При этом Харджиев был очень сложным человеком. Он был готов идти на любые жертвы ради своих друзей и тех, кого считал талантливыми людьми, но при этом отличался крайней резкостью и нетерпимостью в суждениях. В 1991 году он рассказал о Хармсе и об отношениях в «детиздатовской» компании:
«Евгений Львович (Шварц. — А. К.) был дурак, пошлятина, буржуазный господин. Я вам расскажу про него историю.
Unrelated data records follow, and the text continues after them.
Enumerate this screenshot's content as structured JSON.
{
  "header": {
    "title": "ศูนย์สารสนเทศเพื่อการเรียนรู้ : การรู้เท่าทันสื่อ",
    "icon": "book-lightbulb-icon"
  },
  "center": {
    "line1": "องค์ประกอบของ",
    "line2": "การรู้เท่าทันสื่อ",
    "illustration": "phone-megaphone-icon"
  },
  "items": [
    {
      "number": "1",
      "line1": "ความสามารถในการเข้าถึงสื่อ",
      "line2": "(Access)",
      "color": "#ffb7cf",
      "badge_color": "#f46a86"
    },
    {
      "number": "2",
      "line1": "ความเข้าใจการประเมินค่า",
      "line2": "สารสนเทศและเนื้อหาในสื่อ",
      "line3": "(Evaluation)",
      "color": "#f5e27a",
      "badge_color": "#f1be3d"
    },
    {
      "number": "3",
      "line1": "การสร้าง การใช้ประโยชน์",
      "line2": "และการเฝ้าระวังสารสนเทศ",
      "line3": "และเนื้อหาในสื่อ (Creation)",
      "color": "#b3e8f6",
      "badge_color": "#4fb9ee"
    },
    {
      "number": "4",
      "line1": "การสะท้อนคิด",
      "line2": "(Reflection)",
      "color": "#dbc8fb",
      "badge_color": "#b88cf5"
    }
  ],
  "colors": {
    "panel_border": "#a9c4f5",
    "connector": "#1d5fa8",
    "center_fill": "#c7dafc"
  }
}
Он дружил с Олейниковым, они вместе в Детгизе работали. Но Олейников над ним всегда издевался, дружески. И вот приехала какая-то актриса, которая пригласила к себе в номер гостиницы Олейникова, Хармса и меня. Олейников говорит: „Надо Шварца прихватить“. Евгений Львович был очень польщен — для нас это было чепухой, а он очень любил все такое, он очень хотел пойти с нами в гостиницу. По дороге Олейников нам говорит: „Молчите и не говорите ни слова“. У нас все время были разные мистификации, весь этот алогизм был перенесен на быт. Это была бытовая фантастика — с утра до вечера: дразнили, мистифицировали, иногда разговаривали за выдуманных людей. Так вот, приходим, выходит Евгений Львович, на одной щеке еще не смытая мыльная пена. Олейников говорит: „Евгений Львович! Мы никуда не идем, все перенесено“. Он даже поперхнулся! „Вы сами куда-то собрались?“ Он: „Да, то есть нет, то есть да!“ Мы идем обратно, оставив совсем обалделого Шварца, а Хармс начинает разыгрывать Олейникова, уступать ему на каждой площадке дорогу и называть Надеждой Петровной — тот сам был болезненно самолюбив и не любил, когда над ним подтрунивают.